SLX4IP N-terminus dictates telomeric localization in ALT-like castration-resistant prostate cancer cell lines.

Background: To ensure replicative immortality in cancer, telomeres must be maintained through activation of telomere maintenance mechanisms (TMMs) that are dependent on telomerase or the alternative lengthening of telomeres (ALT) pathway. Although TMM pathways have traditionally been considered to be mutually exclusive, ALT hallmarks have been identified in cancers defined as being telomerase-positive, supporting TMM coexistence. In castration-resistant prostate cancer (CRPC), in vitro models were thought to be universally dependent on telomerase as the primary TMM; however, CRPC models with androgen receptor (AR) loss demonstrate ALT hallmarks with limited telomerase activity and require ALT-associated PML bodies (APBs) for sustained telomere maintenance. The TMM coexistence in AR-negative CRPC is reliant on the ALT regulator protein, SLX4IP.

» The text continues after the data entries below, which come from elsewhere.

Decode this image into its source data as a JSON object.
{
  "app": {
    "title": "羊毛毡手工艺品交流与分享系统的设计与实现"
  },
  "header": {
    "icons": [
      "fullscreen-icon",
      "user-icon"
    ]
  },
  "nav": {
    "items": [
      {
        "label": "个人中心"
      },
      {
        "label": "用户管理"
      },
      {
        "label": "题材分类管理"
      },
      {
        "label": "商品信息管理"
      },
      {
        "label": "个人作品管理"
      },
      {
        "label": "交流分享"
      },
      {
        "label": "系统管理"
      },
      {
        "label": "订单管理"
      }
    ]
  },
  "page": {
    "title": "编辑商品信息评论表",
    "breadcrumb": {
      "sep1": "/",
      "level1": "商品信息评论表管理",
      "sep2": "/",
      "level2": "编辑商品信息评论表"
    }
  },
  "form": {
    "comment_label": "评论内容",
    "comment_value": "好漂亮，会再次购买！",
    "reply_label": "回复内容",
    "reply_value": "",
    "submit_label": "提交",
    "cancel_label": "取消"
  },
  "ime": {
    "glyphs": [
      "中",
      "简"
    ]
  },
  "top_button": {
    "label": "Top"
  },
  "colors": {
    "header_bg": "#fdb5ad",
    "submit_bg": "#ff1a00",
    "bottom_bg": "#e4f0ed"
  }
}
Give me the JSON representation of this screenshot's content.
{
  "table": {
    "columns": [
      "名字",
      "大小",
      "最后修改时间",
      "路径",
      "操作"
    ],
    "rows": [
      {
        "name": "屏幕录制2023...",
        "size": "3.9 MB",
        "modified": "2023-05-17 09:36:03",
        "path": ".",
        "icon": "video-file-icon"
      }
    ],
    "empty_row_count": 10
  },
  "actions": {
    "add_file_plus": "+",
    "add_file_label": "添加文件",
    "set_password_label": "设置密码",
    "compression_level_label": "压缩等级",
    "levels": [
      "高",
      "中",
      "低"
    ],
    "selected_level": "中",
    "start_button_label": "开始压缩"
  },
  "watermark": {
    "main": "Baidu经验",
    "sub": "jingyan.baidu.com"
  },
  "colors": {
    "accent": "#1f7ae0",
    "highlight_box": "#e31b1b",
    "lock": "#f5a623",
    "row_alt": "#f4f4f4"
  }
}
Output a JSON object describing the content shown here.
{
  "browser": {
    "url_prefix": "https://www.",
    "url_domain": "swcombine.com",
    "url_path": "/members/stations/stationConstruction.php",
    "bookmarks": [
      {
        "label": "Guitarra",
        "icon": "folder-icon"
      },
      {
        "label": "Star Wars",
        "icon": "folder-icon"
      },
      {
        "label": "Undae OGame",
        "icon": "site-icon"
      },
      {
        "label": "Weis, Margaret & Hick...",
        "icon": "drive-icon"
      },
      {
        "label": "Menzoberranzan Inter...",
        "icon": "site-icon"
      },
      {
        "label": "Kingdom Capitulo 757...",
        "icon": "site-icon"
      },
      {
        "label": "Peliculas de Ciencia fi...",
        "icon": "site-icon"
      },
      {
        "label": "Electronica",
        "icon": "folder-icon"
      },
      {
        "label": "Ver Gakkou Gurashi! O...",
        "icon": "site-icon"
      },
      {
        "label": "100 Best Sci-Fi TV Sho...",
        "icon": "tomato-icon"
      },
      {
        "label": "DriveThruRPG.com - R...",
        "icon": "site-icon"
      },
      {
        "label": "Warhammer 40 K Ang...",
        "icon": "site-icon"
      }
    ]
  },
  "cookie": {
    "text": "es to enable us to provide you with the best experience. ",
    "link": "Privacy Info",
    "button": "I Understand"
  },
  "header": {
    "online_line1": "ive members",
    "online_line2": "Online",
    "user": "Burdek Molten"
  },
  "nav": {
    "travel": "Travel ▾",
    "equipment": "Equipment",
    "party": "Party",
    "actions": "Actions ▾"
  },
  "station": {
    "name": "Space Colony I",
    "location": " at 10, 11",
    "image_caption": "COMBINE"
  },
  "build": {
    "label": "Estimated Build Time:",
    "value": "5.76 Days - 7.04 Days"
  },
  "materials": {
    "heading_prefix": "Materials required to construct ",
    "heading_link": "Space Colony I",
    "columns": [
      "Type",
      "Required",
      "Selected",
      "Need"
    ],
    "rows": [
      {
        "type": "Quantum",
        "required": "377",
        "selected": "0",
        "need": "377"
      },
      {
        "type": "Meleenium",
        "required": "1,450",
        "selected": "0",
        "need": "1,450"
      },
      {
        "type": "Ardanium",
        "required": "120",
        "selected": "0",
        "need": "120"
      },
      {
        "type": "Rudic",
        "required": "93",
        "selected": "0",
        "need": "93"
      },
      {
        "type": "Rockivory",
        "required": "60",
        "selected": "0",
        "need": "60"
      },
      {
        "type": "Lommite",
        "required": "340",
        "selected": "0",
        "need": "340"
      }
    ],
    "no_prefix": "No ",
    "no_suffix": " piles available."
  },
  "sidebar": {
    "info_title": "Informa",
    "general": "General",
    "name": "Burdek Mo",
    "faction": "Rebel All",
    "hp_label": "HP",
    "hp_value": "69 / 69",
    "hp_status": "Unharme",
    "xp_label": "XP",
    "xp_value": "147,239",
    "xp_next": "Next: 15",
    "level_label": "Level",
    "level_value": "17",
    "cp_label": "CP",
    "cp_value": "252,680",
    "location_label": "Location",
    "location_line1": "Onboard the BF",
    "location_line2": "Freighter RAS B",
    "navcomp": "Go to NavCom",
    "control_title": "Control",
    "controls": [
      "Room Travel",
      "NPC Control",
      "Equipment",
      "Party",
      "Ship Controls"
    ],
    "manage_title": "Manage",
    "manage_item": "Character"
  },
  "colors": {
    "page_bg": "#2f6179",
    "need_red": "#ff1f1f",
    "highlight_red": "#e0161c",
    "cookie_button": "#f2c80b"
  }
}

Methods: To identify the regions of SLX4IP responsible for the induction of APBs and telomere preservation in CRPC models, five 3xFLAG-tagged SLX4IP constructs were designed and stably introduced into parental C4-2B, DU145, and PC-3 cells. Once generated, these cell lines were interrogated for APB abundance and SLX4IP construct localization via immunofluorescence-fluorescence in situ hybridization (IF-FISH) and coimmunoprecipitation experiments for telomeric localization. Similarly, PC-3 cells with endogenous SLX4IP knockdown and SLX4IP construct introduction were interrogated for APB abundance, telomere length preservation, and senescent rescue.

Results: Here, we define the N-terminus of SLX4IP as being responsible for the promotion of the ALT-like phenotype of AR-negative CRPC models. Specifically, the N-terminus of SLX4IP was sufficient for promoting APB formation to a similar degree as full-length SLX4IP across CRPC cell lines. Additionally, APB promotion by the N-terminus of SLX4IP rescued telomere shortening and senescent induction triggered by SLX4IP knockdown in AR-negative CRPC cells. Moreover, APB formation and telomere maintenance were dependent on the ability of the N-terminus to direct SLX4IP localization at telomeres and APBs.

Conclusions: These findings identify the role of the uncharacterized ALT regulator SLX4IP in the promotion of TMM coexistence to perpetuate replicative immortality in CRPC in vitro.